It is not as bad as I thought, or is it?
Sam Altman, the CEO of Open AI is now saying that AI is not [yet] triggering the 'jobs apocalypse,' he thought it would. Meanwhile, OpenAI’s non-profit arm has been launched to deal with worker displacement while the company quietly preps for a potential $1T IPO.
Whilst Altman conceded he misjudged timing and that fewer entry-level white-collar roles have vanished than expected, the OpenAI Foundation’s $250M initiative is explicitly designed to research, cushion, and redesign economies facing AI-driven job loss.
Interestingly Altman flagged something more human. After trialling AI to handle his messages, he stepped back in because interaction still matters.
This isn’t a U-turn on where we’re heading, it is a narrative on how fast we get there. Tens of thousands of tech jobs have been cut in 2026 amid AI restructuring, with firms redirecting capital into automation.
At the same time, 80% of organisations experimenting with AI report workforce reductions, even if ROI isn’t yet clear.
WHY IT MATTERS
This is the real story: just because you can, doesn't mean you will, or that you will get it to work [yet]. Many of the tech organisations may have been bloated, and AI has given them a socially acceptable excuse to downsize.

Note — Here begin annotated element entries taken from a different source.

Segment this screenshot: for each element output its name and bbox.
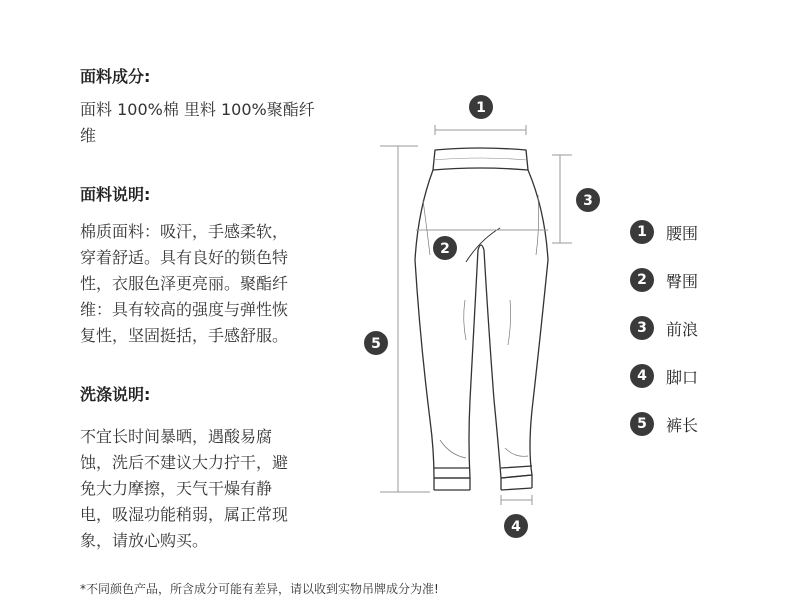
fabric-composition-title: 面料成分: [80, 67, 151, 86]
marker-4-label: 4 [511, 519, 521, 535]
fabric-description-text: 棉质面料：吸汗，手感柔软， 穿着舒适。具有良好的锁色特 性，衣服色泽更亮丽。聚酯纤 维：具有较高的强度与弹性恢 复性，坚固挺括，手感舒服。 [80, 222, 289, 345]
fabric-composition-text: 面料 100%棉 里料 100%聚酯纤 维 [80, 100, 315, 145]
fabric-description-title: 面料说明: [80, 185, 151, 204]
legend-number: 1 [630, 220, 654, 244]
legend-label: 裤长 [666, 415, 699, 435]
measurement-markers [364, 95, 600, 538]
legend-label: 臀围 [666, 271, 699, 291]
marker-1-label: 1 [476, 100, 486, 116]
legend-number: 4 [630, 364, 654, 388]
measurement-lines [380, 125, 572, 505]
legend-number: 2 [630, 268, 654, 292]
pants-outline [415, 148, 548, 490]
legend-item [630, 352, 698, 400]
legend-item [630, 256, 698, 304]
marker-3-label: 3 [583, 193, 593, 209]
washing-instructions-title: 洗涤说明: [80, 385, 151, 404]
legend-label: 脚口 [666, 367, 699, 387]
legend-label: 腰围 [666, 223, 699, 243]
footnote: *不同颜色产品，所含成分可能有差异，请以收到实物吊牌成分为准! [80, 582, 439, 596]
marker-5-label: 5 [371, 336, 381, 352]
legend-label: 前浪 [666, 319, 699, 339]
washing-instructions-text: 不宜长时间暴晒，遇酸易腐 蚀，洗后不建议大力拧干，避 免大力摩擦，天气干燥有静 电，吸湿功能稍弱，属正常现 象，请放心购买。 [80, 427, 289, 550]
legend-number: 5 [630, 412, 654, 436]
legend-item [630, 208, 698, 256]
legend-item [630, 304, 698, 352]
legend-item [630, 400, 698, 448]
legend-number: 3 [630, 316, 654, 340]
measurement-legend [630, 208, 698, 448]
marker-2-label: 2 [440, 241, 450, 257]
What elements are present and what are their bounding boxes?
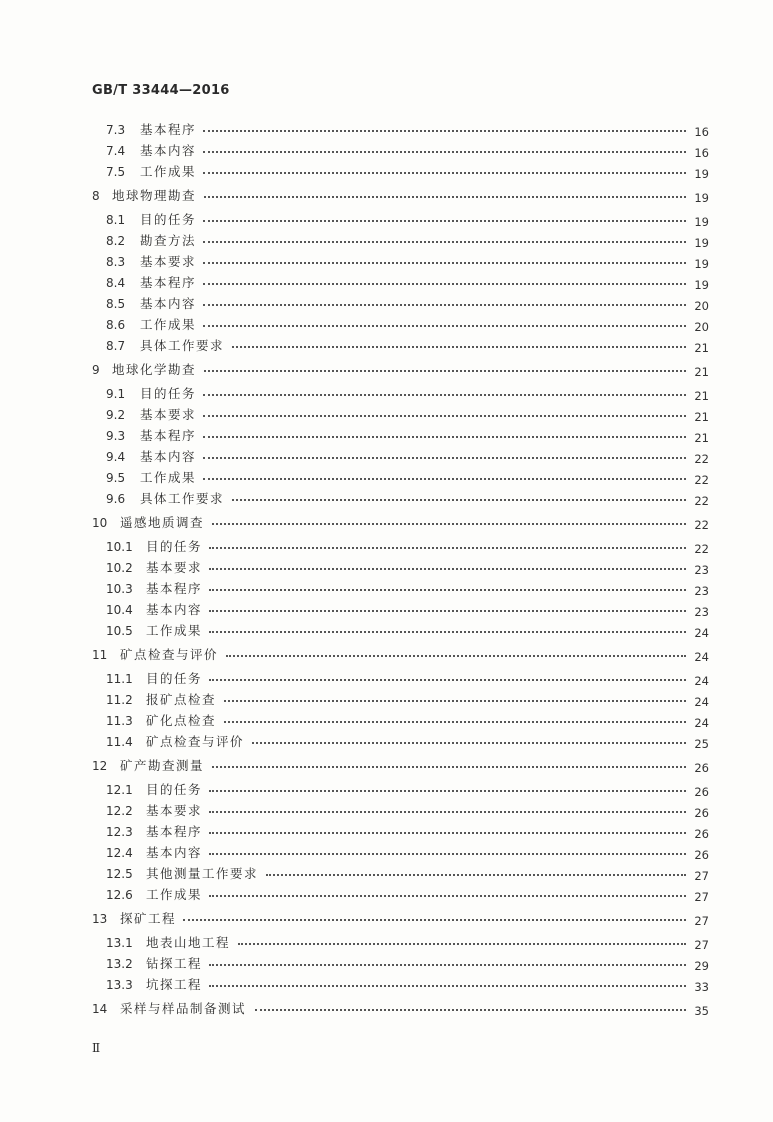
- document-code: GB/T 33444—2016: [92, 83, 230, 98]
- toc-entry-page: 29: [694, 959, 709, 973]
- toc-entry-number: 10: [92, 516, 108, 530]
- toc-leader-dots: [252, 742, 686, 744]
- toc-entry[interactable]: [0, 600, 773, 620]
- toc-entry-title: 基本要求: [140, 407, 197, 422]
- toc-entry-number: 9: [92, 363, 100, 377]
- toc-entry-number: 7.5: [106, 165, 126, 179]
- toc-entry-title: 基本要求: [146, 560, 203, 575]
- toc-entry-number: 10.1: [106, 540, 133, 554]
- toc-entry[interactable]: [0, 141, 773, 161]
- toc-entry[interactable]: [0, 294, 773, 314]
- toc-entry-title: 基本程序: [146, 824, 203, 839]
- toc-entry-title: 目的任务: [146, 671, 203, 686]
- toc-entry-title: 钻探工程: [146, 956, 203, 971]
- toc-entry-page: 24: [694, 695, 709, 709]
- toc-entry[interactable]: [0, 360, 773, 380]
- toc-entry-title: 基本程序: [140, 122, 197, 137]
- toc-entry-title: 目的任务: [146, 782, 203, 797]
- toc-entry[interactable]: [0, 186, 773, 206]
- toc-entry-title: 工作成果: [140, 470, 197, 485]
- toc-entry-number: 8.5: [106, 297, 126, 311]
- toc-entry[interactable]: [0, 447, 773, 467]
- toc-entry[interactable]: [0, 864, 773, 884]
- toc-entry-number: 9.1: [106, 387, 126, 401]
- toc-entry[interactable]: [0, 732, 773, 752]
- toc-entry-number: 12.5: [106, 867, 133, 881]
- toc-entry-number: 10.5: [106, 624, 133, 638]
- toc-entry-title: 矿点检查与评价: [146, 734, 245, 749]
- toc-leader-dots: [209, 631, 686, 633]
- toc-entry-number: 8.2: [106, 234, 126, 248]
- toc-entry-title: 工作成果: [140, 317, 197, 332]
- toc-entry-number: 8.4: [106, 276, 126, 290]
- toc-leader-dots: [226, 655, 686, 657]
- toc-entry[interactable]: [0, 645, 773, 665]
- toc-leader-dots: [209, 895, 686, 897]
- toc-entry-number: 7.3: [106, 123, 126, 137]
- toc-entry[interactable]: [0, 468, 773, 488]
- toc-entry-page: 24: [694, 716, 709, 730]
- toc-entry[interactable]: [0, 933, 773, 953]
- toc-entry-page: 22: [694, 473, 709, 487]
- toc-entry-page: 20: [694, 299, 709, 313]
- toc-entry-page: 16: [694, 125, 709, 139]
- toc-entry[interactable]: [0, 801, 773, 821]
- toc-entry-page: 24: [694, 626, 709, 640]
- toc-entry-number: 8.7: [106, 339, 126, 353]
- toc-entry-page: 22: [694, 542, 709, 556]
- toc-entry-page: 19: [694, 278, 709, 292]
- toc-entry[interactable]: [0, 273, 773, 293]
- toc-entry-page: 21: [694, 341, 709, 355]
- toc-entry-page: 23: [694, 563, 709, 577]
- toc-entry-title: 勘查方法: [140, 233, 197, 248]
- toc-entry-number: 9.6: [106, 492, 126, 506]
- toc-entry-page: 19: [694, 257, 709, 271]
- toc-entry-title: 基本内容: [140, 296, 197, 311]
- toc-entry-page: 26: [694, 785, 709, 799]
- toc-entry-number: 11.4: [106, 735, 133, 749]
- toc-entry-page: 26: [694, 806, 709, 820]
- toc-leader-dots: [203, 304, 686, 306]
- toc-leader-dots: [203, 478, 686, 480]
- toc-entry[interactable]: [0, 822, 773, 842]
- toc-entry[interactable]: [0, 621, 773, 641]
- toc-entry-title: 目的任务: [140, 386, 197, 401]
- toc-entry-page: 19: [694, 191, 709, 205]
- toc-entry[interactable]: [0, 162, 773, 182]
- toc-entry-page: 24: [694, 650, 709, 664]
- page-number: Ⅱ: [92, 1041, 101, 1055]
- toc-entry[interactable]: [0, 426, 773, 446]
- toc-entry[interactable]: [0, 405, 773, 425]
- toc-entry-number: 9.2: [106, 408, 126, 422]
- toc-entry[interactable]: [0, 999, 773, 1019]
- toc-entry-page: 33: [694, 980, 709, 994]
- toc-entry-page: 27: [694, 938, 709, 952]
- toc-entry[interactable]: [0, 489, 773, 509]
- toc-leader-dots: [209, 811, 686, 813]
- toc-leader-dots: [204, 196, 686, 198]
- toc-entry-title: 基本程序: [140, 428, 197, 443]
- toc-entry-page: 26: [694, 761, 709, 775]
- toc-entry[interactable]: [0, 537, 773, 557]
- toc-entry-page: 21: [694, 389, 709, 403]
- toc-entry-title: 目的任务: [146, 539, 203, 554]
- toc-entry[interactable]: [0, 579, 773, 599]
- toc-leader-dots: [232, 346, 686, 348]
- toc-entry-number: 14: [92, 1002, 108, 1016]
- toc-entry-title: 目的任务: [140, 212, 197, 227]
- toc-entry-page: 19: [694, 215, 709, 229]
- toc-entry-title: 工作成果: [146, 887, 203, 902]
- toc-entry-number: 12.4: [106, 846, 133, 860]
- toc-entry-page: 21: [694, 410, 709, 424]
- toc-leader-dots: [224, 700, 687, 702]
- toc-leader-dots: [203, 130, 686, 132]
- toc-entry-number: 12.6: [106, 888, 133, 902]
- toc-entry-number: 8.6: [106, 318, 126, 332]
- toc-entry-title: 矿产勘查测量: [120, 758, 205, 773]
- toc-entry[interactable]: [0, 975, 773, 995]
- toc-entry[interactable]: [0, 843, 773, 863]
- toc-entry-number: 11.1: [106, 672, 133, 686]
- toc-entry-title: 矿化点检查: [146, 713, 217, 728]
- toc-leader-dots: [209, 790, 686, 792]
- toc-entry[interactable]: [0, 252, 773, 272]
- toc-entry-title: 工作成果: [146, 623, 203, 638]
- toc-entry[interactable]: [0, 711, 773, 731]
- toc-entry[interactable]: [0, 954, 773, 974]
- toc-leader-dots: [232, 499, 686, 501]
- toc-leader-dots: [203, 436, 686, 438]
- toc-entry-page: 20: [694, 320, 709, 334]
- toc-leader-dots: [203, 325, 686, 327]
- toc-leader-dots: [209, 568, 686, 570]
- toc-leader-dots: [203, 457, 686, 459]
- toc-leader-dots: [238, 943, 686, 945]
- toc-entry-page: 26: [694, 827, 709, 841]
- toc-entry-number: 9.4: [106, 450, 126, 464]
- toc-entry-number: 12: [92, 759, 108, 773]
- toc-entry[interactable]: [0, 120, 773, 140]
- toc-entry-page: 16: [694, 146, 709, 160]
- toc-entry[interactable]: [0, 231, 773, 251]
- toc-entry-number: 9.5: [106, 471, 126, 485]
- toc-entry-page: 27: [694, 914, 709, 928]
- toc-leader-dots: [209, 610, 686, 612]
- toc-leader-dots: [203, 394, 686, 396]
- toc-entry-page: 22: [694, 494, 709, 508]
- toc-entry-page: 35: [694, 1004, 709, 1018]
- toc-entry-number: 8.3: [106, 255, 126, 269]
- toc-entry-number: 8: [92, 189, 100, 203]
- toc-entry-number: 11: [92, 648, 108, 662]
- toc-entry-number: 10.3: [106, 582, 133, 596]
- toc-leader-dots: [209, 832, 686, 834]
- toc-entry-title: 基本程序: [140, 275, 197, 290]
- toc-leader-dots: [209, 985, 686, 987]
- toc-entry-title: 具体工作要求: [140, 338, 225, 353]
- toc-entry-page: 27: [694, 890, 709, 904]
- toc-entry[interactable]: [0, 210, 773, 230]
- toc-leader-dots: [203, 220, 686, 222]
- toc-entry-page: 19: [694, 236, 709, 250]
- toc-entry-title: 基本内容: [140, 449, 197, 464]
- toc-leader-dots: [204, 370, 686, 372]
- toc-leader-dots: [209, 589, 686, 591]
- toc-entry-page: 27: [694, 869, 709, 883]
- toc-leader-dots: [203, 283, 686, 285]
- toc-entry-number: 10.4: [106, 603, 133, 617]
- toc-entry-page: 23: [694, 605, 709, 619]
- toc-leader-dots: [209, 853, 686, 855]
- toc-entry[interactable]: [0, 669, 773, 689]
- toc-entry-title: 采样与样品制备测试: [120, 1001, 247, 1016]
- toc-entry-number: 12.3: [106, 825, 133, 839]
- toc-entry-number: 11.2: [106, 693, 133, 707]
- toc-entry-title: 地球物理勘查: [112, 188, 197, 203]
- toc-entry-page: 22: [694, 518, 709, 532]
- toc-entry-title: 基本程序: [146, 581, 203, 596]
- toc-entry-number: 13.3: [106, 978, 133, 992]
- toc-entry-title: 探矿工程: [120, 911, 177, 926]
- toc-entry[interactable]: [0, 384, 773, 404]
- toc-entry[interactable]: [0, 513, 773, 533]
- toc-entry-page: 21: [694, 365, 709, 379]
- toc-entry-title: 具体工作要求: [140, 491, 225, 506]
- toc-entry-number: 11.3: [106, 714, 133, 728]
- toc-entry-title: 坑探工程: [146, 977, 203, 992]
- toc-leader-dots: [266, 874, 686, 876]
- toc-leader-dots: [212, 523, 686, 525]
- toc-entry-number: 13: [92, 912, 108, 926]
- toc-entry[interactable]: [0, 909, 773, 929]
- toc-entry[interactable]: [0, 315, 773, 335]
- toc-entry-page: 19: [694, 167, 709, 181]
- toc-entry-page: 24: [694, 674, 709, 688]
- toc-leader-dots: [224, 721, 687, 723]
- toc-entry-number: 12.1: [106, 783, 133, 797]
- toc-entry-number: 9.3: [106, 429, 126, 443]
- toc-entry-title: 矿点检查与评价: [120, 647, 219, 662]
- toc-entry[interactable]: [0, 885, 773, 905]
- toc-entry-title: 报矿点检查: [146, 692, 217, 707]
- toc-entry[interactable]: [0, 690, 773, 710]
- toc-entry-page: 22: [694, 452, 709, 466]
- toc-entry-title: 地球化学勘查: [112, 362, 197, 377]
- toc-entry-title: 地表山地工程: [146, 935, 231, 950]
- toc-entry-title: 基本要求: [140, 254, 197, 269]
- toc-leader-dots: [209, 547, 686, 549]
- toc-entry-title: 基本内容: [146, 602, 203, 617]
- toc-entry-title: 基本内容: [140, 143, 197, 158]
- toc-entry[interactable]: [0, 756, 773, 776]
- toc-entry[interactable]: [0, 558, 773, 578]
- toc-entry-number: 7.4: [106, 144, 126, 158]
- toc-leader-dots: [183, 919, 686, 921]
- toc-entry-title: 其他测量工作要求: [146, 866, 259, 881]
- toc-leader-dots: [203, 415, 686, 417]
- toc-leader-dots: [203, 262, 686, 264]
- toc-leader-dots: [203, 172, 686, 174]
- toc-entry-title: 工作成果: [140, 164, 197, 179]
- toc-entry-number: 13.1: [106, 936, 133, 950]
- toc-entry-title: 基本内容: [146, 845, 203, 860]
- toc-entry-number: 12.2: [106, 804, 133, 818]
- toc-entry[interactable]: [0, 336, 773, 356]
- toc-leader-dots: [203, 241, 686, 243]
- toc-entry-number: 13.2: [106, 957, 133, 971]
- toc-leader-dots: [209, 679, 686, 681]
- toc-leader-dots: [255, 1009, 686, 1011]
- toc-leader-dots: [203, 151, 686, 153]
- toc-entry-number: 10.2: [106, 561, 133, 575]
- toc-entry-title: 遥感地质调查: [120, 515, 205, 530]
- toc-entry-page: 26: [694, 848, 709, 862]
- toc-entry-page: 23: [694, 584, 709, 598]
- toc-entry-page: 21: [694, 431, 709, 445]
- toc-entry[interactable]: [0, 780, 773, 800]
- toc-entry-page: 25: [694, 737, 709, 751]
- toc-entry-number: 8.1: [106, 213, 126, 227]
- toc-entry-title: 基本要求: [146, 803, 203, 818]
- toc-leader-dots: [212, 766, 686, 768]
- toc-leader-dots: [209, 964, 686, 966]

The $250M fund is telling. This isn't just product strategy, it’s narrative and risk management, in the full knowledge that jobs and society will be impacted by AI in a way or scale we can't imagine.
IPO narratives will amplify whichever story sells: growth or responsibility, not the deeply felt reality that a leader may believe in.
WHAT TO WATCH FOR
→ The gap between layoffs and hiring shapes. Are junior pipelines shrinking while AI-adjacent roles rise?
→ Track where AI replaces decision rights vs just tasks.
→ Monitor corporate language: augmentation vs efficiency, is code for intent.
→ Follow the money: foundation grants, reskilling schemes are early signals that displacement is expected, just deferred.
LIMITATION OF THE REPORTING.
There is no clean data on causality. Many firms cite AI for layoffs, but may be masking over-hiring or cost resets. Altman provided no quantitative evidence on job impacts, and the $250M fund, while generous, is small pennies in relative scale of the potential disruption. Timing matters: messaging is unfolding alongside IPO positioning, where optimism, reassurance, and market confidence are strategic assets.
SOURCE
https://openaifoundation.org/news/economic-futures-in-the-age-of-ai
BESCI AI OPINION
With a change of heart, we get the opportunity to see what Sam Altman really believes.
It is a tough time for AI and the narrative about job disruption. With former Google CEO Eric Schmidt being booed by graduates at mention of AI, Altmans house being targeted with a firebomb and shots being fired, the public sentiment is turning in some quarters.
With a $1T IPO on the horizon, the narrative needs to support why you would invest and Sam didn't say that the job apocalypse won't happen, it just hasn't happened yet.
The OpenAI Foundation work which could cynically read as finding jobs for (some of) those that are displaced to lessen the impact.
It is interesting, and unprecedented, times.